There's a conversation in my favorite western movie Unforgiven that goes like this: Little Bill Daggett is about to be shot by Will Muny and he tells Muny that " I don't deserve to die like this. I was building a house." Muny replies with "Deserve's got nothin' to do with it."
I thought of that conversation after last week's appearance by the CEOs of the big three automakers before Congress. It was by all accounts a disaster for them and their respective companies. They have no one to blame but themselves.
I'm not blaming the CEOs, mind you, for poor performance during the hearing although certainly they did that. Or more accurately, it's what they didn't say or do. They failed to prepare themselves by having a business plan ready for how the bailout money would be invested and what improvements should be expected from that money. They also nixed the idea of taking less compensation for themselves nor did they offer resignation in order to effect change. And of course they committed a major faux pas by flying in separately in their Gulfstreams.

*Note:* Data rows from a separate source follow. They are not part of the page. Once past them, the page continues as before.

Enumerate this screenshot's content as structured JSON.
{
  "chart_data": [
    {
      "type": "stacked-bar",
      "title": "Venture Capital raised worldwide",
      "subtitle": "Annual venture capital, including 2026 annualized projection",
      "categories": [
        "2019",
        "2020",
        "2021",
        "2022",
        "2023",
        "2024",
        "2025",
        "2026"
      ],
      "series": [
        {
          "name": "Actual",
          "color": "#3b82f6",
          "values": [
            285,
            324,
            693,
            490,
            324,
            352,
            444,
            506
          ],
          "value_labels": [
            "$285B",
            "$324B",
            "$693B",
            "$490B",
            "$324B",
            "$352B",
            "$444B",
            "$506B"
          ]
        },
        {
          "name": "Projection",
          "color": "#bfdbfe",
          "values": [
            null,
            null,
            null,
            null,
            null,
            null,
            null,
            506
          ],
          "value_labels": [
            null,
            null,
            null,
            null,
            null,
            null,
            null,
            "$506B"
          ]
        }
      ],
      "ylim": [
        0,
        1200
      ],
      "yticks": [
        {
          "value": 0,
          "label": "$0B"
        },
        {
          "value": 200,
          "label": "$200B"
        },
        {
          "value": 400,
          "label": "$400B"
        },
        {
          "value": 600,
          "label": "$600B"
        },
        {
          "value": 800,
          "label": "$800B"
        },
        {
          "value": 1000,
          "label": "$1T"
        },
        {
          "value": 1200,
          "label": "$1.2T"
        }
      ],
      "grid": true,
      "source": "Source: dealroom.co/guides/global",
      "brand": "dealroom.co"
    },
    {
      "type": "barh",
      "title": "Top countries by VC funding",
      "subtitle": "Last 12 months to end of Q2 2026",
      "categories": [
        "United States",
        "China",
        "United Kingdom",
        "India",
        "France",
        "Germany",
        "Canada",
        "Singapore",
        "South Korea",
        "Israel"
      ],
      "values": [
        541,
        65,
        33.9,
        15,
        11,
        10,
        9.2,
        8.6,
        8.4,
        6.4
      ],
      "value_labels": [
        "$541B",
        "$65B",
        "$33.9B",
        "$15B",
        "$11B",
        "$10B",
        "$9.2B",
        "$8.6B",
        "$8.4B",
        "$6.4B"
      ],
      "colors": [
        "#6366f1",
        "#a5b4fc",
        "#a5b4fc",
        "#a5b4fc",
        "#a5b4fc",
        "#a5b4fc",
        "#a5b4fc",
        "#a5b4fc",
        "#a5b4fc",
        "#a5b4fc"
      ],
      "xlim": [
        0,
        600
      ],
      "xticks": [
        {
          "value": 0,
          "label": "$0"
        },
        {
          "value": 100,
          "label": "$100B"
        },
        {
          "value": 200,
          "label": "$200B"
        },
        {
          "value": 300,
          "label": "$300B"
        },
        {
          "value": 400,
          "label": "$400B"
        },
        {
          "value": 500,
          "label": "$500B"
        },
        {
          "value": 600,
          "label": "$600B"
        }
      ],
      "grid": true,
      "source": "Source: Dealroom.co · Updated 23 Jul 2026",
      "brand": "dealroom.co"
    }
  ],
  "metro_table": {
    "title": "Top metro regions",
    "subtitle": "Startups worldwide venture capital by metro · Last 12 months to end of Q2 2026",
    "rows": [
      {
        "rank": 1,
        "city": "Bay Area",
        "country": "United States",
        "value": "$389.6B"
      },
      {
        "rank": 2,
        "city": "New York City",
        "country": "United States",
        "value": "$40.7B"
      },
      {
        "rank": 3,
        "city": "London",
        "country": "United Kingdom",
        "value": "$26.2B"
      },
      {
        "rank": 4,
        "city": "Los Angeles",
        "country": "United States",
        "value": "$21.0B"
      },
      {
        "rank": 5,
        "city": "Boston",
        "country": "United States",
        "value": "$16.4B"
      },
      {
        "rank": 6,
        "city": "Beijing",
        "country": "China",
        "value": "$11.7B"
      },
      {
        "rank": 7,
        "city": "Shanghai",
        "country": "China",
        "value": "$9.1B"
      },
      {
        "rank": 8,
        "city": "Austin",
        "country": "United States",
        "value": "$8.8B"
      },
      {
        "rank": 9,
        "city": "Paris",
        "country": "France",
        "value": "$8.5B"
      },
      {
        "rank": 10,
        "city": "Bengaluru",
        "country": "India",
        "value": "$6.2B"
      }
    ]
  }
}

Despite the CEO's intransigent positions the real problem with the automakers is that they and the UAW haven't and can't adapt to the changed automobile market. The global economy that arose during the last thirty/forty years allowed high quality automobiles to be built abroad or in the U.S. and sold here at prices cheaper than what the big three sold their cars for. In fact during that time the UAW continued to bargain for and get higher wages and benefits to the point now that the auto companies cannot be competitive with foreign-owned automakers. It's now reached a tipping point but unlike what GM's CEO would have you believe it's not related to the current financial situation. Today's financial conditions have added fuel to the situation but the current situation the big three find themselves in has been coming for at least the last thirty years. Management and the UAW finally cooperated--but in the worst possible thing--failure to change.
Unfortunately for me I'm familiar with that type of thinking. My former company rocked in the eighties and early nineties and then failed to adapt to the changing market. Now the company has closed plants, laid off hundreds and is desperately trying to survive. But at least they acknowledged they had to do something to adjust.
Last week's appearances by the CEOs reinforced my thought that they don't get it. They're still living in a dream world with god knows how many brands and $150,000 a year employees. They need to go legally bankrupt because they're already there. That doesn't mean closure. It means starting over with new and realistic labor contracts and a slimmed down product base and distribution channels.
Unfortunately, it's not going to happen because their Democratic supporters are going to bail them out. That party doesn't believe they can lose that political base. When the CEOs show back up in December hat in hand, they'll get their bailout. But deserve's got nothing to do with it.
I was wondering about that $150,000 / year salary for assembly plant workers myself. There were days when I thought I was overpaid as a systems analyst, making not quite half that salary. Dang.